Hana Tour Service Inc. (039130 KS), South Korea's biggest travel agency, fell 950 won, or 3.1 percent, to 29,800, the lowest since July 16. Goldman, Sachs & Co. cut its recommendation to ``sell'' from ``neutral,'' in a report. July earnings were ``significantly weaker than expected'' while gains in market share are slowing down, the brokerage said.

Hanjin Heavy Industries & Construction Co. (097230 KS), South Korea's first exporter of ships, dropped 4,700 won, or 11 percent, to 38,150, the most since March 10. BNP Paribas SA cut its price estimate by 19 percent to 70,000 won, in a report, citing a ``more conservative valuation'' of the company's core businesses and its yard in the Philippines.

Hankook Tire Co. (000240 KS), which said on Aug. 1 that second-quarter profit fell 13 percent after oil and rubber prices rose, slipped 400 won, or 2.8 percent, to 14,150. The company will face increased pressure from rising raw-material costs in the third quarter, Good Morning Shinhan Securities Co. said in a report.

Hynix Semiconductor Inc. (000660 KS), the world's second- largest computer-memory maker, lost 550 won, or 2.6 percent, to 20,500, the lowest since Nov. 3, 2005. The likelihood has risen that memory prices will decline in the third or fourth quarters, Lehman Brothers Holdings Inc. said in a report.

Kangwon Land Inc. (035250 KS), which operates the only casino in South Korea open to locals, gained 500 won, or 2.1 percent, to 24,550, the highest since Jan. 9. Mirae Asset Securities Co. raised its price estimate by 15 percent to 31,000 won, in a report. Second-quarter operating results beat estimates, the brokerage said.

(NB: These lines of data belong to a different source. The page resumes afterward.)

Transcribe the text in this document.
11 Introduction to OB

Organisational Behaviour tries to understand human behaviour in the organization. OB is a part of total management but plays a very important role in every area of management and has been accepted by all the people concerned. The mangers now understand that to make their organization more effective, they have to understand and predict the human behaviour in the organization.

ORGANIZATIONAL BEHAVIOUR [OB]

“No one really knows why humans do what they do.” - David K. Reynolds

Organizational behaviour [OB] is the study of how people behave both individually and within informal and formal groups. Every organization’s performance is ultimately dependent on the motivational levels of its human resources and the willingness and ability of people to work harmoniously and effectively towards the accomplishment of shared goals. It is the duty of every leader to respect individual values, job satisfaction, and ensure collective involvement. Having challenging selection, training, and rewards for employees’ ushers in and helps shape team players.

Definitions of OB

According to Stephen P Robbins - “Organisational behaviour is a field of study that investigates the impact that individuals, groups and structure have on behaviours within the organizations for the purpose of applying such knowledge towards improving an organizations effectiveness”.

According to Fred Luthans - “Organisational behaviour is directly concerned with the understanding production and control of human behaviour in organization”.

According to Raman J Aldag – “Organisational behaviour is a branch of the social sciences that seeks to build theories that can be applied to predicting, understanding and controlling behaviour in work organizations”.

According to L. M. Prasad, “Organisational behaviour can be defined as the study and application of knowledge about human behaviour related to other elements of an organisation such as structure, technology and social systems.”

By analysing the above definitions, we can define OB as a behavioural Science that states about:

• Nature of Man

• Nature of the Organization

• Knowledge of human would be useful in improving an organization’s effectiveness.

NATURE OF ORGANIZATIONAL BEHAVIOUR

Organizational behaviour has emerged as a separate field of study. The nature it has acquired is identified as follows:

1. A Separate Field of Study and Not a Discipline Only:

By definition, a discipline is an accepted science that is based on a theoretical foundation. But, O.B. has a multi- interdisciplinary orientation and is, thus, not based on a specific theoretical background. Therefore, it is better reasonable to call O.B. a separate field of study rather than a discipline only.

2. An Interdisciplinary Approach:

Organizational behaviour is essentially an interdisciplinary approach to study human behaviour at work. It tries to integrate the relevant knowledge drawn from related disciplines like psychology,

Korea Exchange Bank (004940 KS), the Korean lender HSBC Holdings Plc seeks to acquire, lost 350 won, or 2.7 percent, to 12,700, the lowest since July 17. HSBC is trying to negotiate a lower price for the bank from Lone Star Funds, two people familiar with the matter said.

Michael Breen, president of Insight Communications Consultants, which represents Lone Star in Seoul, said he had no immediate comment.

Korea Fine Chemical Co. (025850 KS) dropped 2,400 won, or 3.5 percent, to 66,100, the lowest since April 10. The company said on Aug. 1 that it booked 12.3 billion won in losses from derivatives in the second quarter.

LG Telecom Ltd. (032640 KS), South Korea's smallest mobile- phone operator, gained 250 won, or 3 percent, to 8,730. It was the only one of the nation's wireless-service providers to advance. The company said on Aug. 1 that it signed up a net 20,404 subscribers in July, or 20 percent more than in the previous month.